Higher-order model: explained variance

[Rebeka]

Hello,

I am working with a reflective-formative third-order model and aiming to clarify the variance explained by each second-order construct on the third-order construct. Could you confirm if the following calculation accurately explains the proportion of variance from a lower-order construct to a higher-order construct?

The Calculation:
I conducted the consistent PLS algorithm with a factor focus. I then computed the squared path coefficient for each second-order construct concerning the third-order construct and subsequently summed these coefficients. Can I correctly infer that the X second-order construct accounts for approximately Z% of the variance in the Q third-order construct?

Thank you!

[jmbecker]

First, for a formative construct in PLS, regardless of it being higher-order or not, you will always have an r-squared of 1 (or at least very close to one). This is, because the indicators define (compose) the construct and thus they should and will explain all the variance of the construct because the variance comes on from themselves.

Second, the sum of squared path coefficients does not give you the R² and thus a squared path coefficient is also not the contribution to R² (except in the case of uncorrelated / orthogonal predictors).
Tenenhaus et al. (2005) show on page 179 that the case of correlated standardized variables, the R² is the sum of path coefficient multiplied with the correlation between predictor and outcome. Accordingly, they define the R² contribution of a predictor as its path coefficient multiplied with the correlation divided by the R².
However, they also note that this only works, if the coefficients and the related correlations have the same sign.

Tenenhaus, M., Vinzi, V. E., Chatelin, Y. M., & Lauro, C. (2005). PLS path modeling. Computational statistics & data analysis, 48(1), 159-205.


However, there are also other ways of defining R² contribution. For example, for the calculation of the f² effect size, the R² conrtibution is calculated as R² included - R² excluded, where included means with the focal predictor and excluded without the focal predictor.
You could calculate something like this by saving the latent variable scores and running separate regressions with the focal predictors included or excluded. This will likely give your some slightly different results.

[Rebeka]

Thank you, your response is greatly appreciated! Your assistance proves to be of immense value to my PhD thesis.

Based on the information you've provided, I have two more questions:

1) In your statement (and also in Tenenhaus et al., 2005), "However, they also note that this only works if the coefficients and the related correlations have the same sign," does this imply that the sign should be consistent for individual paths, or do all predictors need to share the same sign to enable this calculation? For instance, should both the path coefficient and correlation coefficient of my second-order constructs with third-order constructs share the same sign? Or is it sufficient for each to have the same sign separately (so I can have a predictor with "-" for both, path and correlation coefficient and the other predictor with "+" sign and still employing the calculation)?

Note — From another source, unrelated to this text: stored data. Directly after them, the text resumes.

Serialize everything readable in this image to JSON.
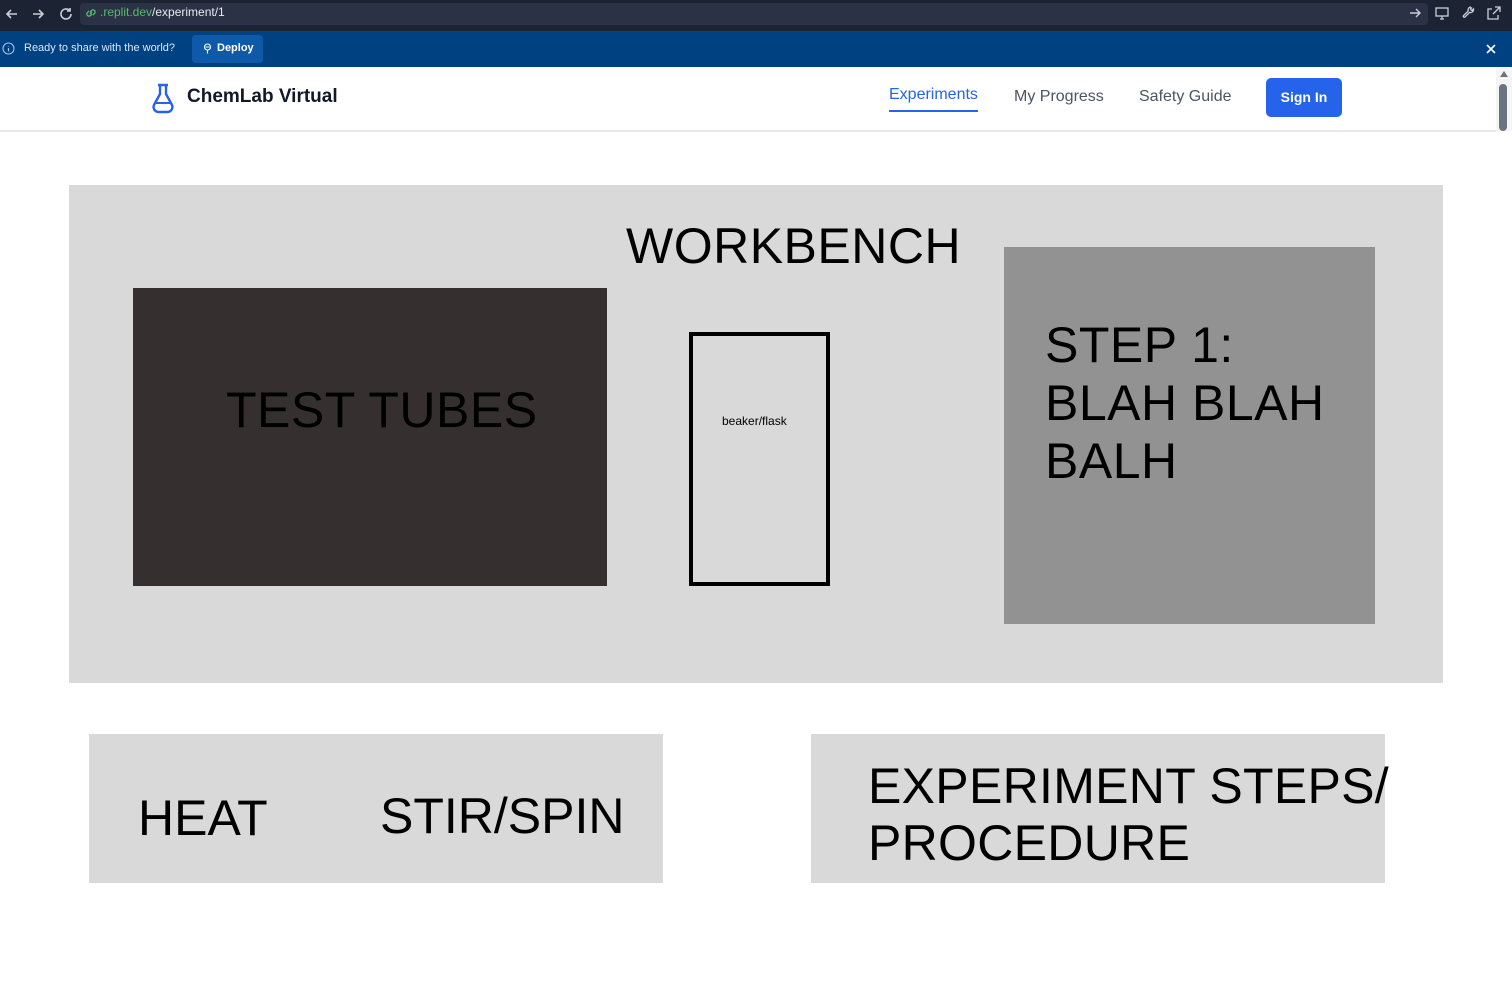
{
  "browser": {
    "url_host": ".replit.dev",
    "url_path": "/experiment/1",
    "icons": [
      "back-arrow-icon",
      "forward-arrow-icon",
      "reload-icon",
      "link-icon",
      "arrow-right-icon",
      "monitor-icon",
      "wrench-icon",
      "external-link-icon"
    ]
  },
  "banner": {
    "message": "Ready to share with the world?",
    "deploy_label": "Deploy",
    "color": "#004182"
  },
  "header": {
    "brand": "ChemLab Virtual",
    "nav": [
      {
        "label": "Experiments",
        "active": true
      },
      {
        "label": "My Progress",
        "active": false
      },
      {
        "label": "Safety Guide",
        "active": false
      }
    ],
    "signin_label": "Sign In",
    "accent_color": "#2563eb"
  },
  "workbench": {
    "title": "WORKBENCH",
    "test_tubes_label": "TEST TUBES",
    "beaker_label": "beaker/flask",
    "step_lines": [
      "STEP 1:",
      "BLAH BLAH",
      "BALH"
    ]
  },
  "controls": {
    "heat_label": "HEAT",
    "stir_label": "STIR/SPIN"
  },
  "procedure": {
    "lines": [
      "EXPERIMENT STEPS/",
      "PROCEDURE"
    ]
  }
}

2) Can I figure out how much all the predictors together contribute to forming my third-order construct? is there a formula available that allows me to calculate the extent to which, for instance, two second-order constructs contribute to the creation of my third-order construct? I attempted summing up each predictor's contributions (I calculated each predictor contribution as you suggested: path coefficient multiplied with the correlation divided by the R²), but this resulted in an R2 value exceeding 1.

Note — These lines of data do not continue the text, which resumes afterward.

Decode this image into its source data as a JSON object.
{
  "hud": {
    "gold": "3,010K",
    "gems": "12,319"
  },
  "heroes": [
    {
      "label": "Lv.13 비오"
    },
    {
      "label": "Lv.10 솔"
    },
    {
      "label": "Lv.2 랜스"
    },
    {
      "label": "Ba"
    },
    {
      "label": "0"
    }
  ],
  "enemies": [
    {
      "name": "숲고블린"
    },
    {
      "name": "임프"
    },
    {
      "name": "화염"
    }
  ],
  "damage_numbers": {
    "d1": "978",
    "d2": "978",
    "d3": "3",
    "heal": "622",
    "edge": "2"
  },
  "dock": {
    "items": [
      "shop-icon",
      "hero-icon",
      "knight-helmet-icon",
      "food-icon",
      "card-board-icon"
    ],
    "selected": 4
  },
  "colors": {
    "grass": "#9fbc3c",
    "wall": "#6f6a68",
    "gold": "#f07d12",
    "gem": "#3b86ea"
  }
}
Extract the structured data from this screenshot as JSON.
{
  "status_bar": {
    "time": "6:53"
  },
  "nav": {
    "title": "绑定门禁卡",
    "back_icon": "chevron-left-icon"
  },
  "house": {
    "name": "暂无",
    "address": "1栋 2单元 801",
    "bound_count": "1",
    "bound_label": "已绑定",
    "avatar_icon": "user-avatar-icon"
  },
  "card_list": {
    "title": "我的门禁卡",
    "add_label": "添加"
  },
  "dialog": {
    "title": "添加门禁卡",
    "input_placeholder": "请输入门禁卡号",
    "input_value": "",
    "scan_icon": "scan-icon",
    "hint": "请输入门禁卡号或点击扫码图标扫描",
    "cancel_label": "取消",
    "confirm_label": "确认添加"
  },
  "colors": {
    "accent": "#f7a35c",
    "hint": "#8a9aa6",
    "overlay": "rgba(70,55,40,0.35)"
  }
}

Once again, I extend my gratitude for your invaluable time and insights!

Kind regards,
Rebeka

[jmbecker]

1) You need to have the same sign for coefficient and correlation, so that after multiplication everything is always positive.

2)

Can I figure out how much all the predictors together contribute to forming my third-order construct?

All predictors together, i.e., the sum of products (path coefficients multiplied with the correlations) gives the R².
This should be 1 for a formative higher-order construct.

I attempted summing up each predictor's contributions (I calculated each predictor contribution as you suggested: path coefficient multiplied with the correlation divided by the R²), but this resulted in an R2 value exceeding 1.

Path coefficient multiplied with the correlation divided by the R² gives you the relative contribution (a percentage). The relative contributions of all predictors should sum up to 100%.